The classic Countach, captured by Italian automotive photographer Davide De Martis on the occasion of the supercar’s 50-year anniversary.

Celebrating 50 Years of the Lamborghini Countach

The supercar that exudes style and performance.

Let’s jump into our time machine and go back 50 years to the 1971 Geneva Motor Show. On the pedestal is the gorgeous Miura SV, the car that put Lamborghini on the map with elegant style and world-class performance. And next to it, the automaker has posed a vehicle that will define its vision for the future: the bold and stunning Countach.

While the Miura paved the way for mid-engine, rear-wheel-drive vehicles and made the Italian automaker a household name, the Countach ensured the next generations would have something to drool over for years. It’s fair to say that mission was successful, as the Countach was a quintessential part of the automotive conversation from the 1970s to the 1990s. Fifty years after its debut, it still influences the brand’s direction.

 

The LPI 800-4 (foreground), with a limited production of 112 vehicles, marks a new era and continuation of the Countach. In the background, an original model.

 

Up front, the car features a minimal bumper with hidden intakes, but anyone will tell you that one of the signatures of the Countach is the pop-up headlights. It lived through three decades and never looked old. The profile sports a few equally standout design elements, including the triangular ducts that span the doors and rear fenders. Massive air intake pods protrude out of the bodywork on the rear haunches. The initial prototype lacked these pods, but the Countach we know and love just wouldn’t be complete without them.

Perhaps the most enduring aspect of the Countach is the scissor doors, which open upward to make entry and exit easier. The Countach was the first vehicle with this feature. With a wide body, large door sills, and limited rearward visibility, the scissor doors were actually a critical part of reversing the supercar into a parking spot. Just lift the door, sit on the sill, and guide your pricey machine into your parking spot. Intuitive or not, scissor doors became a signature of Lamborghini flagship cars, appearing on the Diablo, Murciélago, and Aventador, as well as other limited-edition concepts and one-offs. Seeing scissor doors in action today is an event, but imagine how mind-blowing it was back in the 1970s.

 

 

When the car finally hit the road in 1974 as the LP 400, it packed a 3.9-litre V12 engine that sat just behind the driver. This motor put out 370 horsepower and 266 lb-ft of torque, and in the 1980s the automaker introduced a 4.8-litre engine that featured more torque. Later, a 5.2-litre entered the bay with 449 horsepower and 369 lb-ft of torque. Power was sent to the rear wheels via a five-speed manual transmission, and if managed correctly, those early models could hit 100 kilometres an hour from a standstill in just 5.3 seconds, while the later models pulled off that trick a full second faster.

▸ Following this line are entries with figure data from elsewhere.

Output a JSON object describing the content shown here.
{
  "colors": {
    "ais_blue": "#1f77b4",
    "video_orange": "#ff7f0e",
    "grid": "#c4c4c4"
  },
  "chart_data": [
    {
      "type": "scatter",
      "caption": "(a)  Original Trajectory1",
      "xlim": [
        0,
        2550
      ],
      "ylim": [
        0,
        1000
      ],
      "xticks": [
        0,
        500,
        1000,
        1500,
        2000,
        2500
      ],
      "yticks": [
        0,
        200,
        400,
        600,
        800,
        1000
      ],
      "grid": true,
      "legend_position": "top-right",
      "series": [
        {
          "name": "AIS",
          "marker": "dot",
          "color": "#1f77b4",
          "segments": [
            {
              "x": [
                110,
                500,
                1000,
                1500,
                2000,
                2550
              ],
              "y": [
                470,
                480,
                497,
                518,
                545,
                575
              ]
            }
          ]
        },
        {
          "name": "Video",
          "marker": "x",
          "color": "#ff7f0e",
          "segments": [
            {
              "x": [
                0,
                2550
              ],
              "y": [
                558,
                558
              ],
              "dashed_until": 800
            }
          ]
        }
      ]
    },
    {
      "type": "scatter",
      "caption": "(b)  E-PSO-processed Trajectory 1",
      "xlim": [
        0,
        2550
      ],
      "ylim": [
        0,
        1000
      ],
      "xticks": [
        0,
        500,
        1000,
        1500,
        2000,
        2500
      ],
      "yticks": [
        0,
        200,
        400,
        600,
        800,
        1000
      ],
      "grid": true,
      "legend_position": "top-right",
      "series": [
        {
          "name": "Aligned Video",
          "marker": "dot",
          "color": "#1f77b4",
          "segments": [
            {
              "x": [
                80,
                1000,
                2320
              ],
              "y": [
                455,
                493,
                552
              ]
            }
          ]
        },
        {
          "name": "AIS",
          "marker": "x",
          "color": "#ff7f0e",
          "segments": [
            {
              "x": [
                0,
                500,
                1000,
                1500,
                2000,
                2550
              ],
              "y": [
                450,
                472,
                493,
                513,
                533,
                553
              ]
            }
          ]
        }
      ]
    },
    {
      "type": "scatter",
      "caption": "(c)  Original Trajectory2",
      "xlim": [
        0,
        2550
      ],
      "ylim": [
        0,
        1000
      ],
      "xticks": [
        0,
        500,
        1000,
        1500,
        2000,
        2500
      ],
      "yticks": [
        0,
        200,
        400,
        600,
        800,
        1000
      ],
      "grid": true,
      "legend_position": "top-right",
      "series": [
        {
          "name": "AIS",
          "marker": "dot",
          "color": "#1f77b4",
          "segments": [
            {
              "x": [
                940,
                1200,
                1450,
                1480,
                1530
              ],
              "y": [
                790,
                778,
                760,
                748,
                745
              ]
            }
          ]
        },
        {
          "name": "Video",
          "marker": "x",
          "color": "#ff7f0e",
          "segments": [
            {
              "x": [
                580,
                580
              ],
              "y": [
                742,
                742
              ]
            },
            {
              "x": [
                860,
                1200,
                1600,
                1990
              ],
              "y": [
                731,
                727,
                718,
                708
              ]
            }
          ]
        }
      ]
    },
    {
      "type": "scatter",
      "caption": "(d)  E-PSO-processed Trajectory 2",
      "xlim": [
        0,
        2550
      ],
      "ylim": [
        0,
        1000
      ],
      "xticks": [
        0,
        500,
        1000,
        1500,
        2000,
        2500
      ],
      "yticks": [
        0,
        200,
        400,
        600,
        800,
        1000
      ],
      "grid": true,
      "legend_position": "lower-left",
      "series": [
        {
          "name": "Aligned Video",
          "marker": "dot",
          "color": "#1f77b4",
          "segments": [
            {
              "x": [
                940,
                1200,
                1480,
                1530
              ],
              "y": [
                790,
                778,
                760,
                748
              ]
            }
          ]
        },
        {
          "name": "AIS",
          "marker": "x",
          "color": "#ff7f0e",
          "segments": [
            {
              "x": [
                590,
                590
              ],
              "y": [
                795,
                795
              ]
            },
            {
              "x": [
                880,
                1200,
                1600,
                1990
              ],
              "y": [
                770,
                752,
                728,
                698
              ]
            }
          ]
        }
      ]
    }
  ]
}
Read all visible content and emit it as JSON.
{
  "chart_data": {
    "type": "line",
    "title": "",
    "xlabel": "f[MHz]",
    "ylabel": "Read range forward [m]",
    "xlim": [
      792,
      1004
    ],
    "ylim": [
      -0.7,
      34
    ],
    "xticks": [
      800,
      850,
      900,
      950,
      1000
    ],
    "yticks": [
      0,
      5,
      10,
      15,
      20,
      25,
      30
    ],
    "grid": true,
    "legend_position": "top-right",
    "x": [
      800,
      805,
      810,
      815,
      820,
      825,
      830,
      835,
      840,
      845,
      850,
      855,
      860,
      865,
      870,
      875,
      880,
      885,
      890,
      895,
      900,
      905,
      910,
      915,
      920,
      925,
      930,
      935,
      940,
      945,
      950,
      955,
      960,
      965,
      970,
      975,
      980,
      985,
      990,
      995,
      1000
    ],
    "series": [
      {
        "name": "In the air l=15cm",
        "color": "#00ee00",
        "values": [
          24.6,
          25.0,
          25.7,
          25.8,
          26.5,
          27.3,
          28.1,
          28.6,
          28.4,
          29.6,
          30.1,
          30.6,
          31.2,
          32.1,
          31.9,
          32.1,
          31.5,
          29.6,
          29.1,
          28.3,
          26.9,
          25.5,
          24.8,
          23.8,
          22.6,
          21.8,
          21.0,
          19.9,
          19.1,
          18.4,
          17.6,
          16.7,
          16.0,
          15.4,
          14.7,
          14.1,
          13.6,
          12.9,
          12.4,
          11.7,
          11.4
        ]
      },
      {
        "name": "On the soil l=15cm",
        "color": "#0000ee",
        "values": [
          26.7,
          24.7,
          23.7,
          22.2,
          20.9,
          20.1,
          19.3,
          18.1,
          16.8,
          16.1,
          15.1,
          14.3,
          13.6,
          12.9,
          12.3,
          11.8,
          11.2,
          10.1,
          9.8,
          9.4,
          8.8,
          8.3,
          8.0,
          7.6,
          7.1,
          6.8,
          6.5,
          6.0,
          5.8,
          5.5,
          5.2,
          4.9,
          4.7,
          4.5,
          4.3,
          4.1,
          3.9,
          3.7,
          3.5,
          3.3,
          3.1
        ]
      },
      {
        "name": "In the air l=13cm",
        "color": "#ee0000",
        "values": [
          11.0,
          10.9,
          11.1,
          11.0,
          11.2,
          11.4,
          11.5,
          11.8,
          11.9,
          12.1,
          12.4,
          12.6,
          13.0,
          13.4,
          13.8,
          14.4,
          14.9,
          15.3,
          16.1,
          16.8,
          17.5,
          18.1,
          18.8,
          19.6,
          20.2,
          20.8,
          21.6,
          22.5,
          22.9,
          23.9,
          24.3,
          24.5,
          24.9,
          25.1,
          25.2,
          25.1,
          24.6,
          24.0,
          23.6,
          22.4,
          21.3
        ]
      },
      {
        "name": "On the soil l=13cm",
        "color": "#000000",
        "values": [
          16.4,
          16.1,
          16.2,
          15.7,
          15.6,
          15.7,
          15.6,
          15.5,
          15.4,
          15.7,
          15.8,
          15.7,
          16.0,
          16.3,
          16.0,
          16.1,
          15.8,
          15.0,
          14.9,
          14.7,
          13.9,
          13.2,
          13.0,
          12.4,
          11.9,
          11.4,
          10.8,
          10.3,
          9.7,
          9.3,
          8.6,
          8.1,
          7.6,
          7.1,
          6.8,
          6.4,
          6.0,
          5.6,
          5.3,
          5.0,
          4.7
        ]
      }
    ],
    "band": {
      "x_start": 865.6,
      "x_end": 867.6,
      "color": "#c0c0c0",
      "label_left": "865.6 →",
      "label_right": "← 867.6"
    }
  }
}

The Miura is often credited as the prototypical supercar, combining an ideally balanced mid-engine layout with magnetic styling. But the Countach managed to take Lamborghini’s previous success with the Miura and turn it into a trend that continued for the next 50 years. Although fewer than 2,000 Countachs were produced between 1974 and 1990, the influence is immeasurable. Its style and performance earned it a place on the silver screen in such movies as Cannonball Run and Speed Zone and even defined the era in later films like The Wolf of Wall Street and Kung Fury. How can customers and enthusiasts not expect things like unconventional design, scissor doors, and world-class V12 performance following fame like that?

When the name was revived for a new, limited-production Lamborghini in 2021, enthusiasts were perturbed. It seemed unlike the Italian supercar maker to recycle the name of its previous flagship. “The Countach redefined the high-performance car sector, and it has become an iconic representation of the style features that, still today, guide the creation of contemporary Lamborghinis,” said Stephan Winkelmann, president and CEO of Automobili Lamborghini during the 70th Concours d’Elegance in Pebble Beach, California.

 

But the new model, known as the Countach LPI 800-4, is worthy of the Countach name thanks to a combination of throwback styling and futuristic performance. Just 112 examples of this new creation will be made, and each one will sport world-class performance thanks to a V12 engine that’s infused with a super­capacitor enabling electric powertrain.

“The Countach LPI 800-4 is a visionary car of the moment, just as its forerunner was,” Winkelmann observed during the reveal. “The Countach LPI 800-4 pays homage to this Lamborghini legacy but it is not retrospective: it imagines how the iconic Countach of the ’70s and ’80s might have evolved into an elite super sports model of this decade. It upholds the Lamborghini tradition of looking forward, of exploring new design and technology avenues while celebrating the DNA of our brand.”

As the Countach lands in customers’ hands this year, time will tell if the automaker is just reminding them of its legacy and impact on the world of supercars or reintroducing itself to a new generation of fans who will use photos of the car as desktop or cellphone backgrounds, just like posters of the original could be found on many young enthusiasts’ bedroom walls.